Parallelism in Data Management applications

Given the multiple-node environment of GPFS, it is desirable to exploit parallelism in the Data Management application as well.

This can be accomplished in several ways:
  • On a given session node, multiple DM application threads can access the same file in parallel, using the same session. There is no limit on the number of threads that can invoke DMAPI functions simultaneously on each node.
  • Multiple sessions, each with event dispositions for a different file system, can be created on separate nodes. Thus, files in different file systems can be accessed independently and simultaneously, from different session nodes.
  • Dispositions for events of the same file system can be partitioned among multiple sessions, each on a different node. This distributes the management of one file system among several session nodes.
  • Although GPFS routes all events to a single session node, data movement may occur on multiple nodes. The function calls dm_read_invis, dm_write_invis, dm_probe_hole, and dm_punch_hole are honored from a root process on another node, provided it presents a session ID for an established session on the session node.

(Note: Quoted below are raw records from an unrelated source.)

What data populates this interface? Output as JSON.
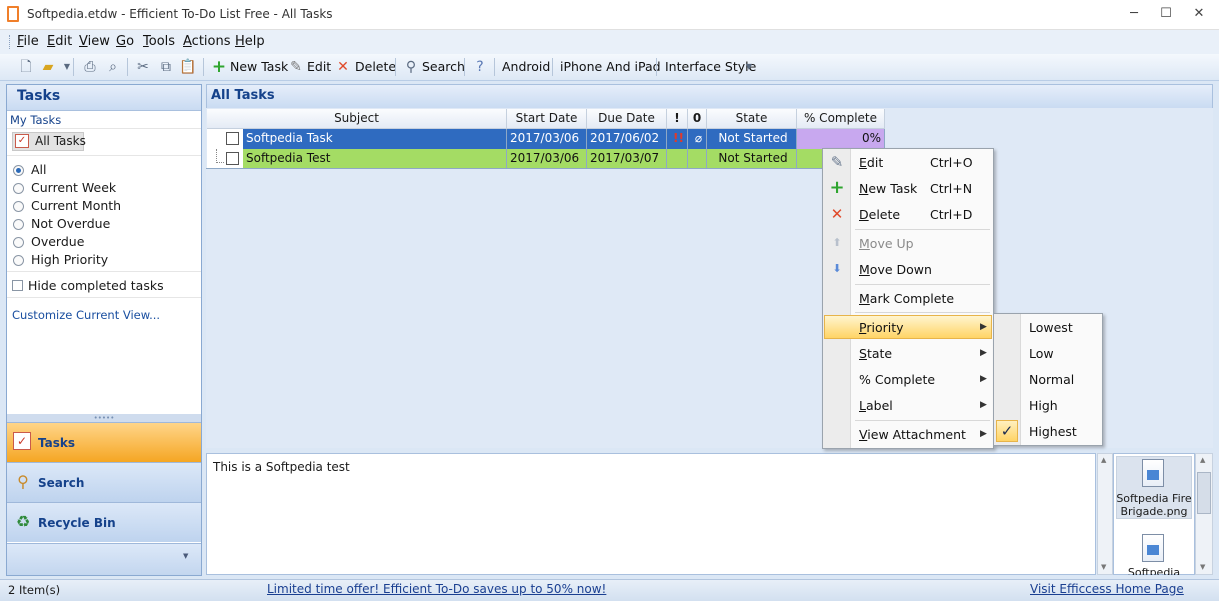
{
  "window": {
    "title": "Softpedia.etdw - Efficient To-Do List Free - All Tasks",
    "minimize": "─",
    "maximize": "☐",
    "close": "✕"
  },
  "menu": [
    "File",
    "Edit",
    "View",
    "Go",
    "Tools",
    "Actions",
    "Help"
  ],
  "toolbar": {
    "new_task": "New Task",
    "edit": "Edit",
    "delete": "Delete",
    "search": "Search",
    "android": "Android",
    "iphone": "iPhone And iPad",
    "interface_style": "Interface Style"
  },
  "sidebar": {
    "title": "Tasks",
    "my_tasks": "My Tasks",
    "all_tasks": "All Tasks",
    "filters": [
      {
        "label": "All",
        "selected": true
      },
      {
        "label": "Current Week",
        "selected": false
      },
      {
        "label": "Current Month",
        "selected": false
      },
      {
        "label": "Not Overdue",
        "selected": false
      },
      {
        "label": "Overdue",
        "selected": false
      },
      {
        "label": "High Priority",
        "selected": false
      }
    ],
    "hide_completed": "Hide completed tasks",
    "customize": "Customize Current View...",
    "nav": [
      {
        "label": "Tasks",
        "active": true
      },
      {
        "label": "Search",
        "active": false
      },
      {
        "label": "Recycle Bin",
        "active": false
      }
    ]
  },
  "main": {
    "title": "All Tasks",
    "columns": [
      "Subject",
      "Start Date",
      "Due Date",
      "!",
      "0",
      "State",
      "% Complete"
    ],
    "rows": [
      {
        "subject": "Softpedia Task",
        "start": "2017/03/06",
        "due": "2017/06/02",
        "state": "Not Started",
        "complete": "0%",
        "color": "#2f6bc0"
      },
      {
        "subject": "Softpedia Test",
        "start": "2017/03/06",
        "due": "2017/03/07",
        "state": "Not Started",
        "complete": "",
        "color": "#a4dc64"
      }
    ],
    "notes": "This is a Softpedia test",
    "attachments": [
      "Softpedia Fire Brigade.png",
      "Softpedia"
    ]
  },
  "context_menu": {
    "items": [
      {
        "label": "Edit",
        "shortcut": "Ctrl+O"
      },
      {
        "label": "New Task",
        "shortcut": "Ctrl+N"
      },
      {
        "label": "Delete",
        "shortcut": "Ctrl+D"
      },
      {
        "label": "Move Up",
        "disabled": true
      },
      {
        "label": "Move Down"
      },
      {
        "label": "Mark Complete"
      },
      {
        "label": "Priority",
        "submenu": true
      },
      {
        "label": "State",
        "submenu": true
      },
      {
        "label": "% Complete",
        "submenu": true
      },
      {
        "label": "Label",
        "submenu": true
      },
      {
        "label": "View Attachment",
        "submenu": true
      }
    ],
    "priority_submenu": [
      "Lowest",
      "Low",
      "Normal",
      "High",
      "Highest"
    ],
    "priority_checked": "Highest"
  },
  "status": {
    "count": "2 Item(s)",
    "offer": "Limited time offer! Efficient To-Do saves up to 50% now!",
    "home": "Visit Efficcess Home Page"
  }
}
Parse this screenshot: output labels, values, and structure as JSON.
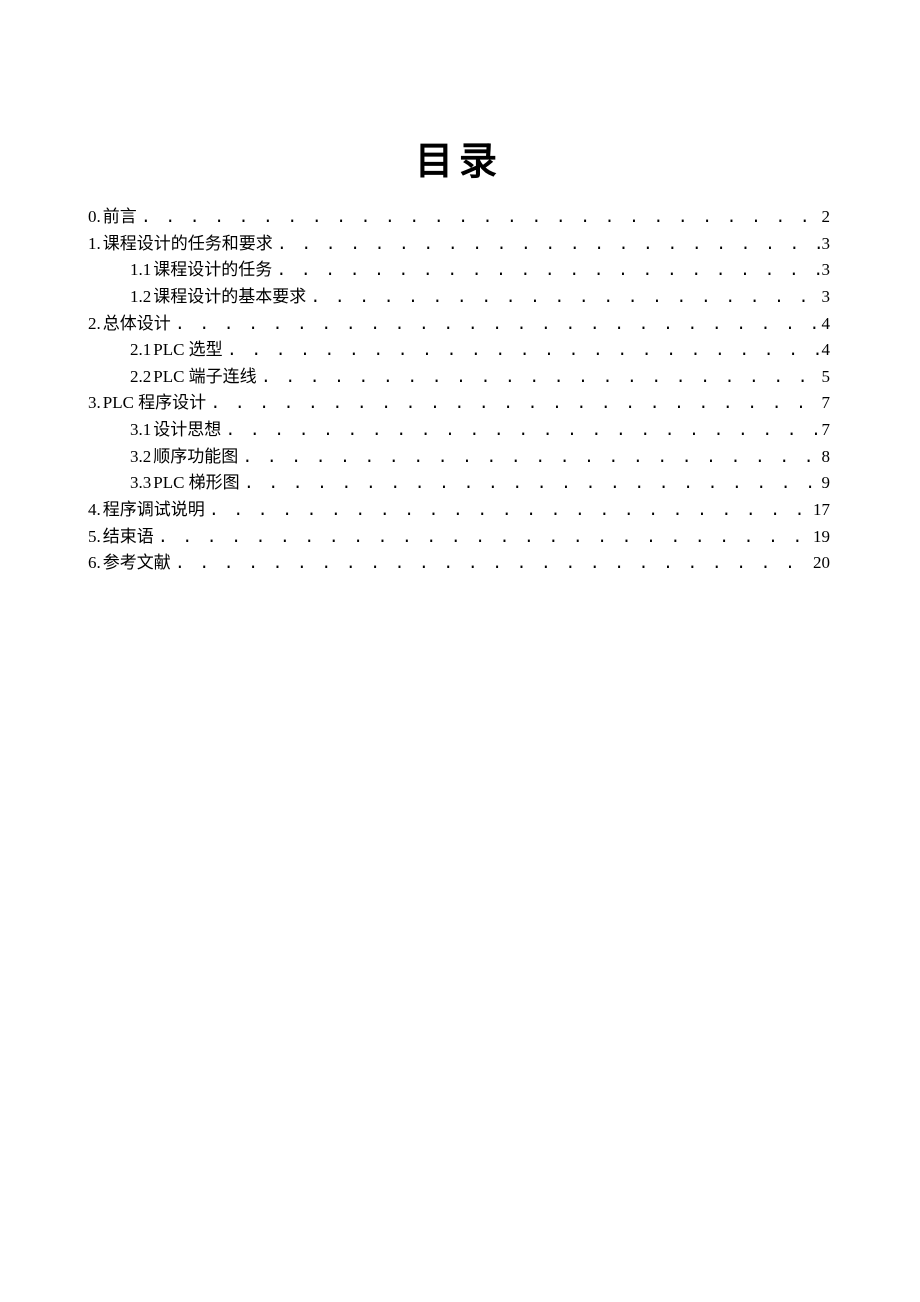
{
  "title": "目录",
  "toc": [
    {
      "level": 0,
      "marker": "0.",
      "label": "前言",
      "page": "2"
    },
    {
      "level": 0,
      "marker": "1.",
      "label": "课程设计的任务和要求",
      "page": "3"
    },
    {
      "level": 1,
      "marker": "1.1",
      "label": "课程设计的任务",
      "page": "3"
    },
    {
      "level": 1,
      "marker": "1.2",
      "label": "课程设计的基本要求",
      "page": "3"
    },
    {
      "level": 0,
      "marker": "2.",
      "label": "总体设计",
      "page": "4"
    },
    {
      "level": 1,
      "marker": "2.1",
      "label": "PLC 选型",
      "page": "4"
    },
    {
      "level": 1,
      "marker": "2.2",
      "label": "PLC 端子连线",
      "page": "5"
    },
    {
      "level": 0,
      "marker": "3.",
      "label": "PLC 程序设计",
      "page": "7"
    },
    {
      "level": 1,
      "marker": "3.1",
      "label": "设计思想",
      "page": "7"
    },
    {
      "level": 1,
      "marker": "3.2",
      "label": "顺序功能图",
      "page": "8"
    },
    {
      "level": 1,
      "marker": "3.3",
      "label": "PLC 梯形图",
      "page": "9"
    },
    {
      "level": 0,
      "marker": "4.",
      "label": "程序调试说明",
      "page": "17"
    },
    {
      "level": 0,
      "marker": "5.",
      "label": "结束语",
      "page": "19"
    },
    {
      "level": 0,
      "marker": "6.",
      "label": "参考文献",
      "page": "20"
    }
  ]
}
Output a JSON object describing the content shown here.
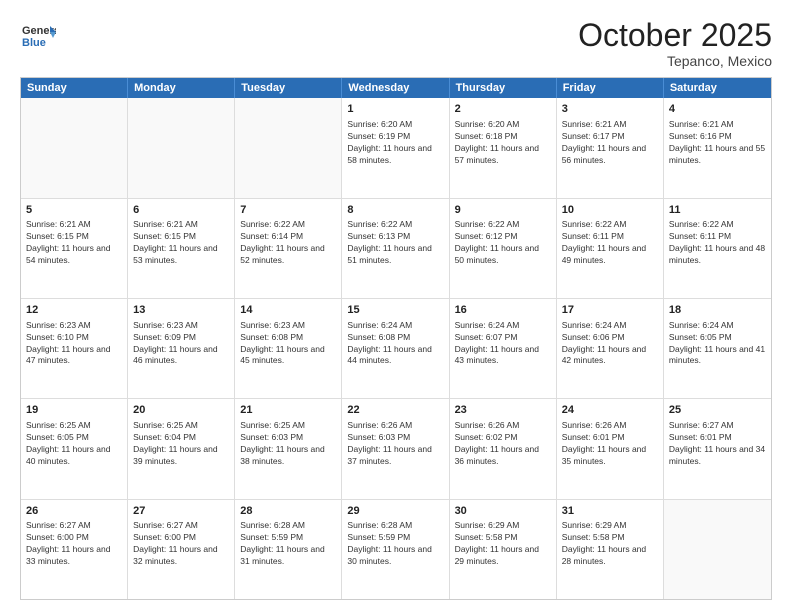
{
  "header": {
    "logo": {
      "general": "General",
      "blue": "Blue"
    },
    "title": "October 2025",
    "location": "Tepanco, Mexico"
  },
  "days_of_week": [
    "Sunday",
    "Monday",
    "Tuesday",
    "Wednesday",
    "Thursday",
    "Friday",
    "Saturday"
  ],
  "weeks": [
    [
      {
        "day": "",
        "sunrise": "",
        "sunset": "",
        "daylight": ""
      },
      {
        "day": "",
        "sunrise": "",
        "sunset": "",
        "daylight": ""
      },
      {
        "day": "",
        "sunrise": "",
        "sunset": "",
        "daylight": ""
      },
      {
        "day": "1",
        "sunrise": "Sunrise: 6:20 AM",
        "sunset": "Sunset: 6:19 PM",
        "daylight": "Daylight: 11 hours and 58 minutes."
      },
      {
        "day": "2",
        "sunrise": "Sunrise: 6:20 AM",
        "sunset": "Sunset: 6:18 PM",
        "daylight": "Daylight: 11 hours and 57 minutes."
      },
      {
        "day": "3",
        "sunrise": "Sunrise: 6:21 AM",
        "sunset": "Sunset: 6:17 PM",
        "daylight": "Daylight: 11 hours and 56 minutes."
      },
      {
        "day": "4",
        "sunrise": "Sunrise: 6:21 AM",
        "sunset": "Sunset: 6:16 PM",
        "daylight": "Daylight: 11 hours and 55 minutes."
      }
    ],
    [
      {
        "day": "5",
        "sunrise": "Sunrise: 6:21 AM",
        "sunset": "Sunset: 6:15 PM",
        "daylight": "Daylight: 11 hours and 54 minutes."
      },
      {
        "day": "6",
        "sunrise": "Sunrise: 6:21 AM",
        "sunset": "Sunset: 6:15 PM",
        "daylight": "Daylight: 11 hours and 53 minutes."
      },
      {
        "day": "7",
        "sunrise": "Sunrise: 6:22 AM",
        "sunset": "Sunset: 6:14 PM",
        "daylight": "Daylight: 11 hours and 52 minutes."
      },
      {
        "day": "8",
        "sunrise": "Sunrise: 6:22 AM",
        "sunset": "Sunset: 6:13 PM",
        "daylight": "Daylight: 11 hours and 51 minutes."
      },
      {
        "day": "9",
        "sunrise": "Sunrise: 6:22 AM",
        "sunset": "Sunset: 6:12 PM",
        "daylight": "Daylight: 11 hours and 50 minutes."
      },
      {
        "day": "10",
        "sunrise": "Sunrise: 6:22 AM",
        "sunset": "Sunset: 6:11 PM",
        "daylight": "Daylight: 11 hours and 49 minutes."
      },
      {
        "day": "11",
        "sunrise": "Sunrise: 6:22 AM",
        "sunset": "Sunset: 6:11 PM",
        "daylight": "Daylight: 11 hours and 48 minutes."
      }
    ],
    [
      {
        "day": "12",
        "sunrise": "Sunrise: 6:23 AM",
        "sunset": "Sunset: 6:10 PM",
        "daylight": "Daylight: 11 hours and 47 minutes."
      },
      {
        "day": "13",
        "sunrise": "Sunrise: 6:23 AM",
        "sunset": "Sunset: 6:09 PM",
        "daylight": "Daylight: 11 hours and 46 minutes."
      },
      {
        "day": "14",
        "sunrise": "Sunrise: 6:23 AM",
        "sunset": "Sunset: 6:08 PM",
        "daylight": "Daylight: 11 hours and 45 minutes."
      },
      {
        "day": "15",
        "sunrise": "Sunrise: 6:24 AM",
        "sunset": "Sunset: 6:08 PM",
        "daylight": "Daylight: 11 hours and 44 minutes."
      },
      {
        "day": "16",
        "sunrise": "Sunrise: 6:24 AM",
        "sunset": "Sunset: 6:07 PM",
        "daylight": "Daylight: 11 hours and 43 minutes."
      },
      {
        "day": "17",
        "sunrise": "Sunrise: 6:24 AM",
        "sunset": "Sunset: 6:06 PM",
        "daylight": "Daylight: 11 hours and 42 minutes."
      },
      {
        "day": "18",
        "sunrise": "Sunrise: 6:24 AM",
        "sunset": "Sunset: 6:05 PM",
        "daylight": "Daylight: 11 hours and 41 minutes."
      }
    ],
    [
      {
        "day": "19",
        "sunrise": "Sunrise: 6:25 AM",
        "sunset": "Sunset: 6:05 PM",
        "daylight": "Daylight: 11 hours and 40 minutes."
      },
      {
        "day": "20",
        "sunrise": "Sunrise: 6:25 AM",
        "sunset": "Sunset: 6:04 PM",
        "daylight": "Daylight: 11 hours and 39 minutes."
      },
      {
        "day": "21",
        "sunrise": "Sunrise: 6:25 AM",
        "sunset": "Sunset: 6:03 PM",
        "daylight": "Daylight: 11 hours and 38 minutes."
      },
      {
        "day": "22",
        "sunrise": "Sunrise: 6:26 AM",
        "sunset": "Sunset: 6:03 PM",
        "daylight": "Daylight: 11 hours and 37 minutes."
      },
      {
        "day": "23",
        "sunrise": "Sunrise: 6:26 AM",
        "sunset": "Sunset: 6:02 PM",
        "daylight": "Daylight: 11 hours and 36 minutes."
      },
      {
        "day": "24",
        "sunrise": "Sunrise: 6:26 AM",
        "sunset": "Sunset: 6:01 PM",
        "daylight": "Daylight: 11 hours and 35 minutes."
      },
      {
        "day": "25",
        "sunrise": "Sunrise: 6:27 AM",
        "sunset": "Sunset: 6:01 PM",
        "daylight": "Daylight: 11 hours and 34 minutes."
      }
    ],
    [
      {
        "day": "26",
        "sunrise": "Sunrise: 6:27 AM",
        "sunset": "Sunset: 6:00 PM",
        "daylight": "Daylight: 11 hours and 33 minutes."
      },
      {
        "day": "27",
        "sunrise": "Sunrise: 6:27 AM",
        "sunset": "Sunset: 6:00 PM",
        "daylight": "Daylight: 11 hours and 32 minutes."
      },
      {
        "day": "28",
        "sunrise": "Sunrise: 6:28 AM",
        "sunset": "Sunset: 5:59 PM",
        "daylight": "Daylight: 11 hours and 31 minutes."
      },
      {
        "day": "29",
        "sunrise": "Sunrise: 6:28 AM",
        "sunset": "Sunset: 5:59 PM",
        "daylight": "Daylight: 11 hours and 30 minutes."
      },
      {
        "day": "30",
        "sunrise": "Sunrise: 6:29 AM",
        "sunset": "Sunset: 5:58 PM",
        "daylight": "Daylight: 11 hours and 29 minutes."
      },
      {
        "day": "31",
        "sunrise": "Sunrise: 6:29 AM",
        "sunset": "Sunset: 5:58 PM",
        "daylight": "Daylight: 11 hours and 28 minutes."
      },
      {
        "day": "",
        "sunrise": "",
        "sunset": "",
        "daylight": ""
      }
    ]
  ]
}
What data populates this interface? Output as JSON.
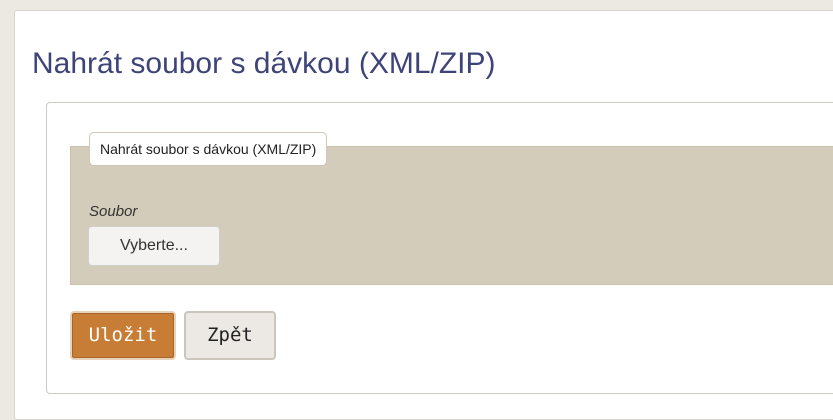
{
  "page": {
    "title": "Nahrát soubor s dávkou (XML/ZIP)"
  },
  "form": {
    "legend": "Nahrát soubor s dávkou (XML/ZIP)",
    "file_field": {
      "label": "Soubor",
      "button_label": "Vyberte..."
    }
  },
  "actions": {
    "save_label": "Uložit",
    "back_label": "Zpět"
  },
  "colors": {
    "title": "#3f4478",
    "fieldset_background": "#d4ccbb",
    "save_button": "#c77d35",
    "back_button": "#ece8e3"
  }
}
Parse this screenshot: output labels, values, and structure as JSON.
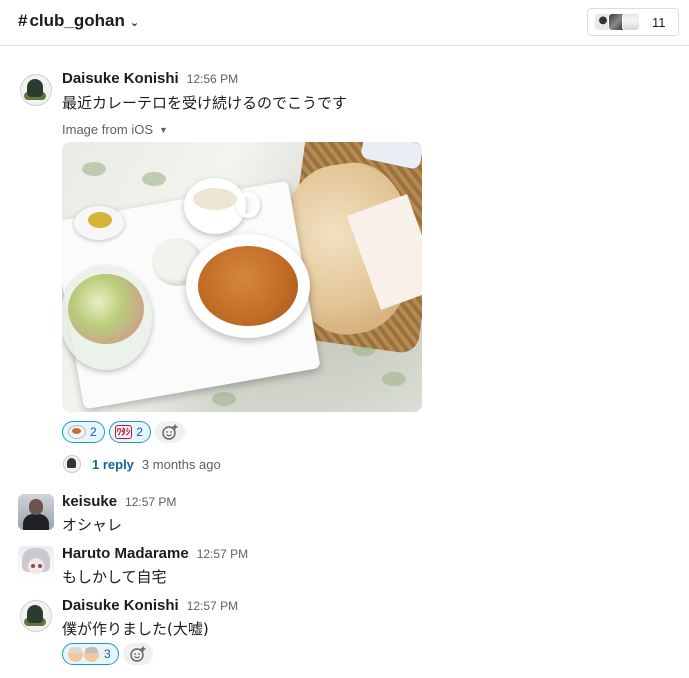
{
  "header": {
    "channel_hash": "#",
    "channel_name": "club_gohan",
    "member_count": "11"
  },
  "messages": [
    {
      "author": "Daisuke Konishi",
      "time": "12:56 PM",
      "text": "最近カレーテロを受け続けるのでこうです",
      "attachment_label": "Image from iOS",
      "reactions": [
        {
          "emoji": "curry-plate-emoji",
          "count": "2"
        },
        {
          "emoji": "text-sticker-emoji",
          "label": "ﾜﾀｼ",
          "count": "2"
        }
      ],
      "thread": {
        "reply_text": "1 reply",
        "ago": "3 months ago"
      }
    },
    {
      "author": "keisuke",
      "time": "12:57 PM",
      "text": "オシャレ"
    },
    {
      "author": "Haruto Madarame",
      "time": "12:57 PM",
      "text": "もしかして自宅"
    },
    {
      "author": "Daisuke Konishi",
      "time": "12:57 PM",
      "text": "僕が作りました(大嘘)",
      "reactions": [
        {
          "emoji": "old-man-faces-emoji",
          "count": "3"
        }
      ]
    }
  ]
}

    A DM application may create a worker process, which exists on any node within the GPFS cluster. This worker process can move data to or from GPFS using the dm_read_invis and dm_write_invis functions. The worker processes must adhere to these guidelines:
    1. They must run as root.
    2. They must present a valid session ID that was obtained on the session node.
    3. All writes to the same file which are done in parallel must be done in multiples of the file system block size, to allow correct management of disk blocks on the writes.
    4. No DMAPI calls other than dm_read_invis, dm_write_invis, dm_probe_hole, and dm_punch_hole may be issued on nodes other than the session node. This means that any rights required on a file must be obtained within the session on the session node, prior to the data movement.
    5. There is no persistent state on the nodes hosting the worker process. It is the responsibility of the DM application to recover any failure which results from the failure of GPFS or the data movement process.